Retrieval-Augmented Generation (RAG)

A technique where the system searches your documents for relevant information at question time, then feeds that information to the model so it can answer based on your actual data.

RAG works in a few steps. First, your documents are split into smaller chunks and converted into searchable embeddings (numerical meaning-representations). When a user asks a question, the system searches those embeddings for the most relevant chunks, then passes them to the model along with the question. The model answers using your documents as its source material. This lets an AI assistant answer questions about your company's policies, product specs, or research notes without ever being retrained on that data.

Builder example

RAG is how most teams give an AI access to private or frequently changing information. A support bot can search your help center articles at question time and answer with current information, even if those articles were updated yesterday. The weakest link is search quality. If the search pulls the wrong document or an outdated version, the model will confidently present wrong information as fact.
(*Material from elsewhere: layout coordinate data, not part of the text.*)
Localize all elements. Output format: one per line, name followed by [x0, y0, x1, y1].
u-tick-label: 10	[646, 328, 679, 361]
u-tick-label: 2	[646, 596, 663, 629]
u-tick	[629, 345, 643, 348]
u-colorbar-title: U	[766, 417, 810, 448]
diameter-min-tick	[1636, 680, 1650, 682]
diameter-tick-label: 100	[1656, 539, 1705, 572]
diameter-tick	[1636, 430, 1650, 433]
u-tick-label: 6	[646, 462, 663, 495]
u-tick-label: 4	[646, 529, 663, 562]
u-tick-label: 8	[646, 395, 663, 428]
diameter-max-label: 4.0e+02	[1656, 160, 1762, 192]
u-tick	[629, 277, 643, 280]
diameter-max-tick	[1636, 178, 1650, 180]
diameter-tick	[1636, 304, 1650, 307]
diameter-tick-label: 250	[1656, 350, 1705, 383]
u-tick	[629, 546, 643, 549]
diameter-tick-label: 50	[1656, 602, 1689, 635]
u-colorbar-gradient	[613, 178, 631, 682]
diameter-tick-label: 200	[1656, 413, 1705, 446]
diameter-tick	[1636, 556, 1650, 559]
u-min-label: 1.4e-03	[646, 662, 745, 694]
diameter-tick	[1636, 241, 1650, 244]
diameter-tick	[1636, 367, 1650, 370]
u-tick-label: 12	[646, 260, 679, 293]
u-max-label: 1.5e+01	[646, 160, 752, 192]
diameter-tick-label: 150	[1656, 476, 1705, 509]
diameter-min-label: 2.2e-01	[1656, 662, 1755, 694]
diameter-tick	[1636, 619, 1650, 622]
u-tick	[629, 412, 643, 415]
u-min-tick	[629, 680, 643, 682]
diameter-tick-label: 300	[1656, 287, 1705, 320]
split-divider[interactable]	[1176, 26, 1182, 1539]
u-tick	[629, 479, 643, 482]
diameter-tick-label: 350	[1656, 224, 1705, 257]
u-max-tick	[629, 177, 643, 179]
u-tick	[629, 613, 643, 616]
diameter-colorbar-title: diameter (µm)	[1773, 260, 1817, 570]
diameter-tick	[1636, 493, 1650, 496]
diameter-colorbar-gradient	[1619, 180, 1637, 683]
The search layer deserves as much testing as the model layer.

An employee asks about parental leave. The system retrieves last year's handbook section because it is semantically similar to the current one, and the model gives a confident wrong answer.

Filter by document freshness, prefer the current policy as the source of record, and cite the specific section so the user can verify.

Common confusion: RAG does not guarantee accuracy. The model answers based on whatever the search returns. If the search misses the right document or returns a misleading near-match, the answer will be wrong even though the process looks like it is working.